Vibration Performance and Stiffness Properties of Mass Timber Panel–Concrete Composite Floors with Notched Connections
Publication: Journal of Structural Engineering
Volume 148, Issue 9
Abstract
Mass timber panel–concrete composite (MTPCC) floors combine timber and concrete through high-performance connections to create an efficient floor system with high stiffness, high strength, and low self-weight. Previous research on MTPCC floors focused on improving the composite efficiency of floors under static loadings by testing different types of shear connectors. The dynamic performances of MTPCC floors, which can govern the floor span and thickness, have not been well investigated. In this study, vibration tests were conducted on glued-laminated timber panels and notch-connected MTPCC floors with different spans, thicknesses, and connection layouts.

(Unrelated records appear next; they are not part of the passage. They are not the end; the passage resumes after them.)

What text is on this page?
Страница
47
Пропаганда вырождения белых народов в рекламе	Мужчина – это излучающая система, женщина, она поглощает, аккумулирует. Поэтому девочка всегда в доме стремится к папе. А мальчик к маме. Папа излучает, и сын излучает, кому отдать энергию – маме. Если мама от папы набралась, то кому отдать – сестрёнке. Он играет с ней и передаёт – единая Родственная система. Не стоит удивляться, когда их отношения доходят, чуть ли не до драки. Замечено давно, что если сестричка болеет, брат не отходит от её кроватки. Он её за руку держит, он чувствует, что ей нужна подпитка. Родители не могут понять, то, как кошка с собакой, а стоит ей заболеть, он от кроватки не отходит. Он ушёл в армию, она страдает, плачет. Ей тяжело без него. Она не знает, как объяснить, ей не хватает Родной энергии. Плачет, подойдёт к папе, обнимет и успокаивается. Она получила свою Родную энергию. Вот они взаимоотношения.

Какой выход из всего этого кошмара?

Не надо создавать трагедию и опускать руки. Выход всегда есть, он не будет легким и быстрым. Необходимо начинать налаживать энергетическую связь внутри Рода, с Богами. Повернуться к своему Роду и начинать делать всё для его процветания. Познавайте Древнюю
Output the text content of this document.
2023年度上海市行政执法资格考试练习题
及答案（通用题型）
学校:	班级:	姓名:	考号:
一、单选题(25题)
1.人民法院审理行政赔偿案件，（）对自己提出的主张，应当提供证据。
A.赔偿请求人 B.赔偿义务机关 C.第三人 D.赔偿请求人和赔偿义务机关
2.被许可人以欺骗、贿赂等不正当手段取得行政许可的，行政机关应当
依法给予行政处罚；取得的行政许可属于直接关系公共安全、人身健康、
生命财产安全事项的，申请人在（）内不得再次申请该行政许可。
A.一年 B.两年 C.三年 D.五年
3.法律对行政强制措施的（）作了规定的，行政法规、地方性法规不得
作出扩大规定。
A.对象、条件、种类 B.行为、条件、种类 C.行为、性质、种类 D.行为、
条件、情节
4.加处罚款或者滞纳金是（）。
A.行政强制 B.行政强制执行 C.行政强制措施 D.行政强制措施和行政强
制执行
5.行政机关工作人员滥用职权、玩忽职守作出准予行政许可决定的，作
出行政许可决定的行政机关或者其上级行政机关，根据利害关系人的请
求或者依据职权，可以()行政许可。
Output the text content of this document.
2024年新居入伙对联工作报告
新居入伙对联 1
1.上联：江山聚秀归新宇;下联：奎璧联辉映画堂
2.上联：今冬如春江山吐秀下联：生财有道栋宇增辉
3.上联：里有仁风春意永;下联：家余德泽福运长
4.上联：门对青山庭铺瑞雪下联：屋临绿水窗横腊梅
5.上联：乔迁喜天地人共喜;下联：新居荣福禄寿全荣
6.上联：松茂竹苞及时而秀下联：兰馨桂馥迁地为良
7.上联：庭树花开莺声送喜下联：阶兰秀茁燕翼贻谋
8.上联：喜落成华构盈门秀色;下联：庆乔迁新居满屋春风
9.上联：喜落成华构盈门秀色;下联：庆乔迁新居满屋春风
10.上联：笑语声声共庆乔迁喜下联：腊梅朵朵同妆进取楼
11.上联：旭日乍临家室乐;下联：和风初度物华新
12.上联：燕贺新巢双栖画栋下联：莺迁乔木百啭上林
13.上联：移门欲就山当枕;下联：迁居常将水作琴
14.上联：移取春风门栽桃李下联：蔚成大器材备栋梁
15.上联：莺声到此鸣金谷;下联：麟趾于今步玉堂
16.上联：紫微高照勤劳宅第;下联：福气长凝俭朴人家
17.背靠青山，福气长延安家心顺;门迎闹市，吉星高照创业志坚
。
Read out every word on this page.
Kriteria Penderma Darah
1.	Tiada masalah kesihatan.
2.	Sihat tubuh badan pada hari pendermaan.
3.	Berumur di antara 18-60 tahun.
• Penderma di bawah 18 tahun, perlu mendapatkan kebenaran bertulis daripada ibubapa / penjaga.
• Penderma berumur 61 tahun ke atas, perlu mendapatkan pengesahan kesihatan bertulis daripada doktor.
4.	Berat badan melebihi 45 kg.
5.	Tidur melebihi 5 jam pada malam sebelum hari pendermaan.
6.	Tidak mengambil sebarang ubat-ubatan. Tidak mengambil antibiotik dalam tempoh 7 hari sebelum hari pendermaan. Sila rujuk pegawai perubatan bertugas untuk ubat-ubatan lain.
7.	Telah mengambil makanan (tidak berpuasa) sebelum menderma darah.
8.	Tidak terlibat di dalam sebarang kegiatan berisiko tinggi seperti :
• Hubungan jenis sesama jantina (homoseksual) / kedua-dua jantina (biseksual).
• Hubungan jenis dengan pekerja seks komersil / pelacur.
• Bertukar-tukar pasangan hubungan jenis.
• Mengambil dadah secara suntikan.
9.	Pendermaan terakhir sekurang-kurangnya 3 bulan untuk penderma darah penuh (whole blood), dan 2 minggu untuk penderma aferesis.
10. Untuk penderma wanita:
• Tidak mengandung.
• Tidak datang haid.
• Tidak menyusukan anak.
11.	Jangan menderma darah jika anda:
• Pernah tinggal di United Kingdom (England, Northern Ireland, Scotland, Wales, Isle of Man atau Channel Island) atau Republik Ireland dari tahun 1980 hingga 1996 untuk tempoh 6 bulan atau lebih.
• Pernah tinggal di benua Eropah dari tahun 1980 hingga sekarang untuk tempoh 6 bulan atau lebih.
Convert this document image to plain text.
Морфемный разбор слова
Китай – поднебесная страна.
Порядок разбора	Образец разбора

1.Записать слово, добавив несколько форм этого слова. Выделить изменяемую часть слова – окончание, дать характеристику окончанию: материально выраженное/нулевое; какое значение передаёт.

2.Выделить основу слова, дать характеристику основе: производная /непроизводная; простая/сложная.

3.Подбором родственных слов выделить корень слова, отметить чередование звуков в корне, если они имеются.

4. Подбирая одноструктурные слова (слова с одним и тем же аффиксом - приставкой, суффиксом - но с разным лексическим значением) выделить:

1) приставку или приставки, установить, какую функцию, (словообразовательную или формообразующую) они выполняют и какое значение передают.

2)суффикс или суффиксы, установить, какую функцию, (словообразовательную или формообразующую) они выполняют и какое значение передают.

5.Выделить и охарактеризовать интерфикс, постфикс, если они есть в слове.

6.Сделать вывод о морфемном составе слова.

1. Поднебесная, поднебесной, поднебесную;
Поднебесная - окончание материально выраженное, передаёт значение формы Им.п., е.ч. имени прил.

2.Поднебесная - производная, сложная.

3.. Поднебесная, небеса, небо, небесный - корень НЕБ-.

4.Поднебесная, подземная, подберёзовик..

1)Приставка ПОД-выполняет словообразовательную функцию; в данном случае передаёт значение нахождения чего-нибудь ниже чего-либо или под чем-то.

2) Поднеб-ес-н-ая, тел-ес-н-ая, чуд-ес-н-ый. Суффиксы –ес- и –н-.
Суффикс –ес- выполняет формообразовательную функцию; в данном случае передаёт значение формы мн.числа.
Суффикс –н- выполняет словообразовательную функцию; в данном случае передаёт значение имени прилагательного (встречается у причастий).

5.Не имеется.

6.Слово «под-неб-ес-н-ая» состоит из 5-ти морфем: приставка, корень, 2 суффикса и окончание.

The dynamic properties, including natural frequencies, damping ratios, and mode shapes, were obtained for floors under different supporting conditions. Test results showed that MTPCC floors with a 6-m span had fundamental natural frequencies generally higher than 8 Hz. The addition of the concrete layer to the bare timber panels improved the floor fundamental natural frequency and damping. Deflection tests and walking tests were performed on MTPCC floors to evaluate the floor vibration serviceability performance, and it was found that the existing design criteria predicted inconsistent results. The flexural stiffness of MTPCC floors determined from vibration and deflection tests was close to full composite, while only partial composite action in the composite floors was achieved under a higher load level in destructive bending tests.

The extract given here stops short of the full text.